The negative stress, however, doesn’t slow down. The emails continue to arrive, the business partner needs that report ASAP, there are 3 meetings scheduled back to back without an opportunity to eat lunch, and on and on. So, your body literally stays in a constant state of stress.

Unless you are finding ways to vent that stress, like running laps around the office or yelling at your boss, highly unlikely, then you don’t have the opportunity to reset and rebalance.

Stress hormones have a negative effect on the whole body. They decrease creativity, reduce memory, and impair decision-making. Have you ever tried to make a simple decision when you’re super stressed? It’s impossible to even order lunch when you’re brain can’t function.

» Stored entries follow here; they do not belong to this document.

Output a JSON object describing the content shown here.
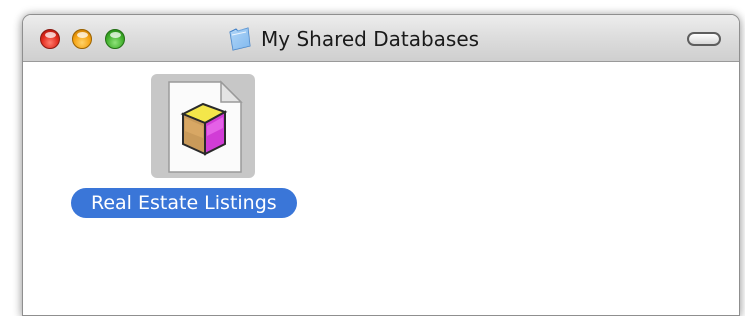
{
  "window": {
    "title": "My Shared Databases",
    "title_icon": "folder-icon"
  },
  "titlebar_buttons": {
    "close": "close-button",
    "minimize": "minimize-button",
    "zoom": "zoom-button",
    "toolbar_toggle": "toolbar-toggle-button"
  },
  "items": [
    {
      "label": "Real Estate Listings",
      "icon": "database-document-icon",
      "selected": true
    }
  ],
  "colors": {
    "selection": "#3a76d8",
    "icon_highlight": "#c7c7c7",
    "close": "#e0281b",
    "minimize": "#f5a10f",
    "zoom": "#3fae2a"
  }
}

Ok. So that’s all the bad news about stress. I’ve shared in the past how to release stress in ways like deep breathing. What about getting to the cause of the stress? Well Dr. Ravicz says “The irrational negative thoughts about yourself and the world which, for the most part, you may have held since childhood. These are deeply buried or subconscious and are called automatic thoughts (aka “stinking thinking”). They’re the black and white, over-generalizing thoughts such as “I’m a failure,” or “I’m unlovable.”

She goes on to suggest that “you can challenge it with rational, evidence-based, and more positive thinking. Find evidence from within your life against the belief that you’re a failure, for example. Doing this repeatedly and with conscious attention eliminates the dysfunctional thinking and creates and strengthens new positive neuronal pathways in your brain. The more you practice this, the more positive neural pathways become wired in your brain.”

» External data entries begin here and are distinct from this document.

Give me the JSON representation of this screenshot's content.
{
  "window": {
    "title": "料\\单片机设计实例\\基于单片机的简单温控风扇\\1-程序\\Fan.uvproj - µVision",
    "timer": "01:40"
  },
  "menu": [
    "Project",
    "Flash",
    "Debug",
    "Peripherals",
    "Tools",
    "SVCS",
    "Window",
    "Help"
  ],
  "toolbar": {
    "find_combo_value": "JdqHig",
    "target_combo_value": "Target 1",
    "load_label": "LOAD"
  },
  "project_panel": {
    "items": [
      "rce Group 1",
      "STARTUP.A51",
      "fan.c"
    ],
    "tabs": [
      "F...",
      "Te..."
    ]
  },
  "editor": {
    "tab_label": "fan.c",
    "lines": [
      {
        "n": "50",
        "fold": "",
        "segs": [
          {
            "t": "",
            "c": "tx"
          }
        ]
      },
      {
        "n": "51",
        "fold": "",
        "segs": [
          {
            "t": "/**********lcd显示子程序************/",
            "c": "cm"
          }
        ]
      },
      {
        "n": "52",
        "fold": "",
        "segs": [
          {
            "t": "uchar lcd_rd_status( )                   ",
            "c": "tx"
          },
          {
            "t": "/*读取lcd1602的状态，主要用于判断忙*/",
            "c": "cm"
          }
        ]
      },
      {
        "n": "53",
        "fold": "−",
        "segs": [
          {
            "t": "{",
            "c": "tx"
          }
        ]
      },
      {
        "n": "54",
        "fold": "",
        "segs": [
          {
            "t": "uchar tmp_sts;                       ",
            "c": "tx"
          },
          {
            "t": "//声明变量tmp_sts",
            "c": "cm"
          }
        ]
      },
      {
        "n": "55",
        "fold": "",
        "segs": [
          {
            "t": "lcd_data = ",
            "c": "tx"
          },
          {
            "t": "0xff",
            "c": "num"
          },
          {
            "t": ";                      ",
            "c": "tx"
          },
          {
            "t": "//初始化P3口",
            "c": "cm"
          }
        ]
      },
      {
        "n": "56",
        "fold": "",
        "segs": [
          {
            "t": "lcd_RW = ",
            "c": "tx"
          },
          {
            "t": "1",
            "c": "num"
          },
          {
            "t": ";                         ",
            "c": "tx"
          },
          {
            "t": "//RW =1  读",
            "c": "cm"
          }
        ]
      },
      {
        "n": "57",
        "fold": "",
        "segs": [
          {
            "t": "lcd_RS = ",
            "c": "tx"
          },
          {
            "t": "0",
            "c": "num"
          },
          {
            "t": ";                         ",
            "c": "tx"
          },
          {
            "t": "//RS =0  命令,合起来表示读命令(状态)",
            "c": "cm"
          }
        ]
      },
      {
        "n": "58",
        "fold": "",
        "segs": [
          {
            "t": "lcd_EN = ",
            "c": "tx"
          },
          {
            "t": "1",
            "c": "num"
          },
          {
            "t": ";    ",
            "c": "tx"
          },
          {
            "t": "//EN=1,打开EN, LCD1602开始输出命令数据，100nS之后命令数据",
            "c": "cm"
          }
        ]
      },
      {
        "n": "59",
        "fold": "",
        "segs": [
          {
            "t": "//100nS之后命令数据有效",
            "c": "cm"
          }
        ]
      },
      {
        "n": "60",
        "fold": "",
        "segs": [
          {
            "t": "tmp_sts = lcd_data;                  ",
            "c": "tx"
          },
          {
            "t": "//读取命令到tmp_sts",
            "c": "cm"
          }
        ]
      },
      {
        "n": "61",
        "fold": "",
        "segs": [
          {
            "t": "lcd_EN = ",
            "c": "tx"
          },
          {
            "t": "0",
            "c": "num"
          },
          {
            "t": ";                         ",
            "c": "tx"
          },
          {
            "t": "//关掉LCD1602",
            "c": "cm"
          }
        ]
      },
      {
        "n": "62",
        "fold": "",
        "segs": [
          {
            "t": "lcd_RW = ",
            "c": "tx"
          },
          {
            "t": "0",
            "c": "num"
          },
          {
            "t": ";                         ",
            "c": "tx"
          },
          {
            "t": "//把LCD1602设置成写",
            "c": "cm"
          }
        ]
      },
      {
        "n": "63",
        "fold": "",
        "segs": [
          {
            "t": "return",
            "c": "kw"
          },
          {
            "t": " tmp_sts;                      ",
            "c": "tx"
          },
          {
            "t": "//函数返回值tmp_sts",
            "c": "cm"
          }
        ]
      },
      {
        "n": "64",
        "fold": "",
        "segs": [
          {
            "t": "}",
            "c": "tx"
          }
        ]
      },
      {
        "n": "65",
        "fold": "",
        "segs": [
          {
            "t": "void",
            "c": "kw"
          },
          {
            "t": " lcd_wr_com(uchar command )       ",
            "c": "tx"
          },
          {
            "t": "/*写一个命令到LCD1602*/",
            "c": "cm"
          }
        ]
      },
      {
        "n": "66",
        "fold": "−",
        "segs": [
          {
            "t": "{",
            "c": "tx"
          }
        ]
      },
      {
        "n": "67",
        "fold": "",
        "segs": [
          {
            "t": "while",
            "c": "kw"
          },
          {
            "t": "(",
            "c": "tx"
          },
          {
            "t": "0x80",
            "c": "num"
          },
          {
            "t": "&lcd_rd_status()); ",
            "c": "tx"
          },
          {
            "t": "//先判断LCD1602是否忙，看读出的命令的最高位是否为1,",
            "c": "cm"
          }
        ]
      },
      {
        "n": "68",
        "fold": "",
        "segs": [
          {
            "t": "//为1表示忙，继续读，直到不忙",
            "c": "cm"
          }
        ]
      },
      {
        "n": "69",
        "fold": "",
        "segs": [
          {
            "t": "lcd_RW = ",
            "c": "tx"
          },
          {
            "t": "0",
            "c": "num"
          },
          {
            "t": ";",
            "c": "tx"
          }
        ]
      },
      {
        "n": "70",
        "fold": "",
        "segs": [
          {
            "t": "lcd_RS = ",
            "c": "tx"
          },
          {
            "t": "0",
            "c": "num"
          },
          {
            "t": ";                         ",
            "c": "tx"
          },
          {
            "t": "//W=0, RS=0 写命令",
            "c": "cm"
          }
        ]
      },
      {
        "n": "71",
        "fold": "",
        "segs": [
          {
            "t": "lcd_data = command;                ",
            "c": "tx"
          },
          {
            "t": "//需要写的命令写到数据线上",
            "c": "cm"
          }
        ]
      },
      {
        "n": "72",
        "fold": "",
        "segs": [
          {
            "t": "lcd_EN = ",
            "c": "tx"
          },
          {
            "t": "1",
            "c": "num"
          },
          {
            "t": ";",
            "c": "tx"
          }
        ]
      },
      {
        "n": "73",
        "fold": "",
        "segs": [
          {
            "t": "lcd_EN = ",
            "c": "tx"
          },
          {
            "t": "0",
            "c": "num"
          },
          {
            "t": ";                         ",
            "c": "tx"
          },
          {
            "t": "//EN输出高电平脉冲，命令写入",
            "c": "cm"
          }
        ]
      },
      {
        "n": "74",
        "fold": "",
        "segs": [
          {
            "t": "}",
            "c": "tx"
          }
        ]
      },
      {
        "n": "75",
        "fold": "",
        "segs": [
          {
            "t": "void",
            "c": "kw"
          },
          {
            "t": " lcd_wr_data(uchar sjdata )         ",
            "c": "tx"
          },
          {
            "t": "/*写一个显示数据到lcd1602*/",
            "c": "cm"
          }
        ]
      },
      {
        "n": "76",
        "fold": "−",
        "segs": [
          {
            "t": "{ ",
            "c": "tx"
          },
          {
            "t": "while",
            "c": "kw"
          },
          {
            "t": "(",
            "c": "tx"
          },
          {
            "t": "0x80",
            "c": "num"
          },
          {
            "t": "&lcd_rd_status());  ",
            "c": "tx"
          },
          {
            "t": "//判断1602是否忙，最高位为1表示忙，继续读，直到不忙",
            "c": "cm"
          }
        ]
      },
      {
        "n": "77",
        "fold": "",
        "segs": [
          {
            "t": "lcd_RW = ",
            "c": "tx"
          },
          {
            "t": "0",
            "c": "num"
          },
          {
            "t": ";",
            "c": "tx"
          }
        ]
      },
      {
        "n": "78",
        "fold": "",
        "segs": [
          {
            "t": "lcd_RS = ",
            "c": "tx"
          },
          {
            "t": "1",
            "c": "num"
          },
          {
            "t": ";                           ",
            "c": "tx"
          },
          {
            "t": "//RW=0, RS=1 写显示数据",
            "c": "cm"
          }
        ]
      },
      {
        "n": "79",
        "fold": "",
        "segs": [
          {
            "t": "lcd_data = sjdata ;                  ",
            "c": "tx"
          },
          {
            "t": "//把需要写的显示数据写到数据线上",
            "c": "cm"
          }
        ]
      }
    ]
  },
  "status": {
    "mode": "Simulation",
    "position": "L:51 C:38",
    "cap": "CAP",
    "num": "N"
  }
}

Think of it this way. You need to change your filter. Your caveman DNA brain will continue to filter for negative so that you can survive. Start the habit of filtering for positive on a daily basis and your filter will start to change. Your brain will seek out positive and that’s going to help you with stress.

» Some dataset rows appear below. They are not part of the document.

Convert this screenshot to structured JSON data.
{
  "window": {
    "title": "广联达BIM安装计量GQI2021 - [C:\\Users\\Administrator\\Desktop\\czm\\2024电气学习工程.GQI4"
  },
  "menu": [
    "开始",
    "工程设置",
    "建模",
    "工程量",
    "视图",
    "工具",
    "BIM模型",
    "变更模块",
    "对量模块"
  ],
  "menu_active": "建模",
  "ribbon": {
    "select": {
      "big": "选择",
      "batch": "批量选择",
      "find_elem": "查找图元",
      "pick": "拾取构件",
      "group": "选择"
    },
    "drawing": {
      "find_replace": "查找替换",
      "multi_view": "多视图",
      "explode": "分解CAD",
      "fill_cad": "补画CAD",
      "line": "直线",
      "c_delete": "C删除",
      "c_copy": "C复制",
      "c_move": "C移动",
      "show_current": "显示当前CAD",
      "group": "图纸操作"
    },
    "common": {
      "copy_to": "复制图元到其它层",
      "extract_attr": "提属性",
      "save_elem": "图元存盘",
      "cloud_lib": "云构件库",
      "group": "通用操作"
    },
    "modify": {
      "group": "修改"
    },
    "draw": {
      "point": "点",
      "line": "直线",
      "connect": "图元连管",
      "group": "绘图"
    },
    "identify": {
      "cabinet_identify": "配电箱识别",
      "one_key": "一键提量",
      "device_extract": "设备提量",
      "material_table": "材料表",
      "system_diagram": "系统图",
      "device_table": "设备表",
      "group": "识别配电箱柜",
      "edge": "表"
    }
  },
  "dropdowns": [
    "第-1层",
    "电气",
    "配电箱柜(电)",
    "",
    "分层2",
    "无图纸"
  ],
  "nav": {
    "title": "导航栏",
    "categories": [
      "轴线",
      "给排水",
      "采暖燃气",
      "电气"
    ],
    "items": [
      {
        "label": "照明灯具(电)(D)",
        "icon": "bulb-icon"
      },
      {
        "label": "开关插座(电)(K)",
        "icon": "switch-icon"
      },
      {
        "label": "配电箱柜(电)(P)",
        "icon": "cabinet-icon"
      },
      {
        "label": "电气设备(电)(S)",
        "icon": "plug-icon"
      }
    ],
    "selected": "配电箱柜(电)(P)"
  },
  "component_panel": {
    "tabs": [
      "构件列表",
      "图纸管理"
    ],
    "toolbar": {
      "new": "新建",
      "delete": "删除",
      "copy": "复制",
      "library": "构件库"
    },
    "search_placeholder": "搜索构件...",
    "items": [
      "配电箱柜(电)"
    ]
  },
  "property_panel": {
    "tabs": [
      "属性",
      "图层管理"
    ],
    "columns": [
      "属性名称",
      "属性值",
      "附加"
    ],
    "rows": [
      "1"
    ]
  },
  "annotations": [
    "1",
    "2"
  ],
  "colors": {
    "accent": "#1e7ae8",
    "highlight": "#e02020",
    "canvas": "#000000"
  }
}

She also talks about pro-stress. That’s looking at a situation from the point of challenge rather than overwhelm. If you believe you have control over something, you’ll be more active and find it more meaningful.

“In fact, researchers have found that pro-stress actually counteracts harmful effects of negative stress on the brain-mind-body. It also boosts the immune system, increases good cholesterol, repairs muscle tissue, encourages physical growth and enhances brain development. Jetting around the world or driving race cars may cause pro-stress for some; but events that lead to pro-stress don’t need to be expensive—or risky. Activities like nurturing a hobby, hiking, or learning a language can generate pro-stress for many people.”

Here is the key to it all. The next time you feel stressed, check in with your thoughts. Are they overwhelmed and out of control? Switch that to the confident thought that this is a challenge that you can handle. You are in control of it. Ask yourself if this is really a threat to your life. I’m sure the answer will be no. Then turn it into Pro-stress and reap the benefits.